Este tipo de tensiones se replican a nivel municipal. Alcaldes y concejales están sometidos a su propia escala a la misma dinámica. En el oficialismo se decretó la vigencia del principio “el que tiene, mantiene”, lo que en teoría debería despejar la continuidad de los alcaldes que están en condiciones de ir a reelección y abre la posibilidad de primarias en las comunas en donde gobierna la oposición. Sin embargo, no es mecánica la aplicación de esta decisión y es posible que se generen conflictos y que no se imponga esta definición general de manera mecánica.

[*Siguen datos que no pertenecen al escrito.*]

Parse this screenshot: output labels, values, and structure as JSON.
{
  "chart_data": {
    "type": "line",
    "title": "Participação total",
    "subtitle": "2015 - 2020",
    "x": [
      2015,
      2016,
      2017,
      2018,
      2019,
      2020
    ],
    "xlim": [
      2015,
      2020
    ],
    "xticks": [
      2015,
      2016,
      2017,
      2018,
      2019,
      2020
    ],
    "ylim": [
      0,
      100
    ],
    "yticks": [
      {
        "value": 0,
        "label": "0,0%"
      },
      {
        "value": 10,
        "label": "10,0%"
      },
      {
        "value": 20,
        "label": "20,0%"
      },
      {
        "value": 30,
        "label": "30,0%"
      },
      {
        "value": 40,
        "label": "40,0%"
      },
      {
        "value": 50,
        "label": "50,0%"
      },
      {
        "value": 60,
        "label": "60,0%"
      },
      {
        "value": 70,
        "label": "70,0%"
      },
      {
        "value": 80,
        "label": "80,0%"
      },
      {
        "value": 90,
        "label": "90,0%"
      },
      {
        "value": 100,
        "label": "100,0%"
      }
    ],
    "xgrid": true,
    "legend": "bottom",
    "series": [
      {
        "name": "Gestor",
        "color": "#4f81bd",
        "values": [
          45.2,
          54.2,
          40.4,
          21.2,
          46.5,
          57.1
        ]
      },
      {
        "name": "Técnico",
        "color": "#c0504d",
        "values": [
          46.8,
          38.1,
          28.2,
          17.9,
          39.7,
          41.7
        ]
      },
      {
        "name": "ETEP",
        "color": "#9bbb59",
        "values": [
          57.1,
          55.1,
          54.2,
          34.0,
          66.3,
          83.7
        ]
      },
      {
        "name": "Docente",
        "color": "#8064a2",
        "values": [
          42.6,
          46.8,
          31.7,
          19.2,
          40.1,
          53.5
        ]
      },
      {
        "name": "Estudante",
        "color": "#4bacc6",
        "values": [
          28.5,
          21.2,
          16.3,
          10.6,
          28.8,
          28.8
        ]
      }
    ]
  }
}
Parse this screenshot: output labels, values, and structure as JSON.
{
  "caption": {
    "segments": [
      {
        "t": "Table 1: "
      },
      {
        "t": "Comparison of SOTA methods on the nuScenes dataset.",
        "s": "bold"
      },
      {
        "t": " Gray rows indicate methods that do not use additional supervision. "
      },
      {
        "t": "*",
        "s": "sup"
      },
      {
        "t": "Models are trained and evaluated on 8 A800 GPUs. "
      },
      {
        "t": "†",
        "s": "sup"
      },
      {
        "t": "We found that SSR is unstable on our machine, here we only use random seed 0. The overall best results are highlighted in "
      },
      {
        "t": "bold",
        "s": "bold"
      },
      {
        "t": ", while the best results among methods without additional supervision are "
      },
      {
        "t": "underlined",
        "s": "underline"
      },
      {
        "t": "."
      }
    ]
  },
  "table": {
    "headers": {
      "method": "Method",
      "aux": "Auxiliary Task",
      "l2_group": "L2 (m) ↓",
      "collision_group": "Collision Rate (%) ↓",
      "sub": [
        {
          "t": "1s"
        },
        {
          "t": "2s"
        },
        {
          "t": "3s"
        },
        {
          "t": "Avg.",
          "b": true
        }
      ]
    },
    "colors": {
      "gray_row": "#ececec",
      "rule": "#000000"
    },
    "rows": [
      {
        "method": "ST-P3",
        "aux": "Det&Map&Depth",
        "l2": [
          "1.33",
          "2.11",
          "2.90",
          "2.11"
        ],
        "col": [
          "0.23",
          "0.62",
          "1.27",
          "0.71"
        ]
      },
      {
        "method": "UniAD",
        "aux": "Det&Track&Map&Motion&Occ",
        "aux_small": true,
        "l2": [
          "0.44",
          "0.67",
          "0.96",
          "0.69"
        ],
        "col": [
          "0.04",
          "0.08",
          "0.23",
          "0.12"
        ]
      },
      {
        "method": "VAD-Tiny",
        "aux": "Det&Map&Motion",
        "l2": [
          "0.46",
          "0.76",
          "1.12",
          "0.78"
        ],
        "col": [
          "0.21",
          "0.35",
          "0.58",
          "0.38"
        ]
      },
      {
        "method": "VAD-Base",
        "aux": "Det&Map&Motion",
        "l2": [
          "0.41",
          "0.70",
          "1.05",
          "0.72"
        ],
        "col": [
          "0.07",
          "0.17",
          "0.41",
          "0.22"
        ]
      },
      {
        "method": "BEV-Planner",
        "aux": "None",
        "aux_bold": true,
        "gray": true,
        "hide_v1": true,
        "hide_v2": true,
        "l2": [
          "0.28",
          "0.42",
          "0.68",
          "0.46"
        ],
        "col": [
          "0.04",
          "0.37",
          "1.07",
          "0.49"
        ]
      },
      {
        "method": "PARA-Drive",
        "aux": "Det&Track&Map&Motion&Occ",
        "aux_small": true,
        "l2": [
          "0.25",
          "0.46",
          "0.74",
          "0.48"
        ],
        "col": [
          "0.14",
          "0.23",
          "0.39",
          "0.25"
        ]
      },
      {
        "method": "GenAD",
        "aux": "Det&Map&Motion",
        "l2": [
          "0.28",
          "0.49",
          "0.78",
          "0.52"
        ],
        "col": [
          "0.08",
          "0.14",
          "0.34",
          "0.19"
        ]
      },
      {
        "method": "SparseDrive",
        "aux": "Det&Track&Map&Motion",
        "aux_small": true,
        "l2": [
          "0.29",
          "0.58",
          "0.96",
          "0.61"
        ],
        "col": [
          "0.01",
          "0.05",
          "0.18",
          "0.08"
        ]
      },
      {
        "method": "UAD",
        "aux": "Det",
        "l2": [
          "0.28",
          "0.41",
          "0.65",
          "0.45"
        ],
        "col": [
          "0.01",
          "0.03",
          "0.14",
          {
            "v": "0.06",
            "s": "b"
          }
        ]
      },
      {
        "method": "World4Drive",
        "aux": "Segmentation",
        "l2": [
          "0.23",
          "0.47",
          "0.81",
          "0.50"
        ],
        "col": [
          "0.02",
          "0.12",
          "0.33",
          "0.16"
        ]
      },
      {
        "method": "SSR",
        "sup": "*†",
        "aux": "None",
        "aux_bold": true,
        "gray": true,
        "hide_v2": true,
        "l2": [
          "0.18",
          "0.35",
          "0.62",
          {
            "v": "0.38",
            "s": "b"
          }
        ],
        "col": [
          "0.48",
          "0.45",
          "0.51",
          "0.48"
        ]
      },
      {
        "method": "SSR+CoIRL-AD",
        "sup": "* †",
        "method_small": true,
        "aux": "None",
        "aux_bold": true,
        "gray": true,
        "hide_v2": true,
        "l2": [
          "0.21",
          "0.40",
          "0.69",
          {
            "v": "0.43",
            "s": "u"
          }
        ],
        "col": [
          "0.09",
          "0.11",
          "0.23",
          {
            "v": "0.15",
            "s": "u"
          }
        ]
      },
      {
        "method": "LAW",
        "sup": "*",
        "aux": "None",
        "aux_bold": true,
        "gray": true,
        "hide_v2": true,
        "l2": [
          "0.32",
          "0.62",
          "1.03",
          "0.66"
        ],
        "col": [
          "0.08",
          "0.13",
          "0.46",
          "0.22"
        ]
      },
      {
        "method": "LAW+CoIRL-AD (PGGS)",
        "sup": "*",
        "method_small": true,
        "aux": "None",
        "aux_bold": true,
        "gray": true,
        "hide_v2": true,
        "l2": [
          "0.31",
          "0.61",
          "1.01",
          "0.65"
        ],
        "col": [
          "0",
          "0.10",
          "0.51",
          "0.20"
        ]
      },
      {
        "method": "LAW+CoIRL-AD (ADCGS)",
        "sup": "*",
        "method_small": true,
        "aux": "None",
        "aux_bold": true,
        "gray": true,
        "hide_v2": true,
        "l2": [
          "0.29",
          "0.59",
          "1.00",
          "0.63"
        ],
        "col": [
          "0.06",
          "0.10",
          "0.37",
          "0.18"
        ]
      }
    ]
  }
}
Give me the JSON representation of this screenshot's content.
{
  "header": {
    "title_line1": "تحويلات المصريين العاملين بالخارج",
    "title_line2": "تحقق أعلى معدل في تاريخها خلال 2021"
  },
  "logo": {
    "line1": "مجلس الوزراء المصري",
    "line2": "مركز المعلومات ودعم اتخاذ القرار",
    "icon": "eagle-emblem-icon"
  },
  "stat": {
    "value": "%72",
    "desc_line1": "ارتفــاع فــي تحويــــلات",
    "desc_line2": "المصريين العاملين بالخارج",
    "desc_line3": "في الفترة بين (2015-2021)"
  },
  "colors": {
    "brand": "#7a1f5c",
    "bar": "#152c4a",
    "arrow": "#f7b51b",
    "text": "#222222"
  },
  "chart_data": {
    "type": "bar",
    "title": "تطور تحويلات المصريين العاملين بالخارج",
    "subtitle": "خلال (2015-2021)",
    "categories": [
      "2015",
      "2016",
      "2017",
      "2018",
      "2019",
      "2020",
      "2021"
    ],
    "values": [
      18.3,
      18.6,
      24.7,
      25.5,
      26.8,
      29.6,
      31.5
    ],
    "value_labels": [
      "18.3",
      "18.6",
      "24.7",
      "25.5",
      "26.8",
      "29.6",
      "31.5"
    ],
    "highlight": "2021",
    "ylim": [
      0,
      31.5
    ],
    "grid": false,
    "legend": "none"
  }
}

En Chile Vamos el problema municipal radica en la lluvia de malas noticias que han recibido desde sus principales figuras, en Vitacura, las Condes, Lo Barnechea, Maipú, y una larga lista de escándalos similares. Evadir este asunto puede darle alas al Partido Republicano, que puede canalizar prioritariamente el malestar de ese electorado, alterando la actual correlación de fuerzas entre estas dos almas de la derecha chilena.


A la hora de decidir no opera solamente el interés racional. Las investigaciones en neurociencia han mostrado el papel clave que desempeñan las emociones en la toma de decisiones. Los políticos también eligen a partir del estrés, el miedo o el dolor, factores que alteran la manera en que interpretan la información que requieren para decidir de manera lógica y estructurada. Por eso, lo que en este momento se está decidiendo tiene un alto grado de incertidumbre y es probable que el proceso de gobernanza del país seguirá sometido a las vicisitudes de los egos, autocomplacencias y vanidades de muchas de nuestras figuras políticas.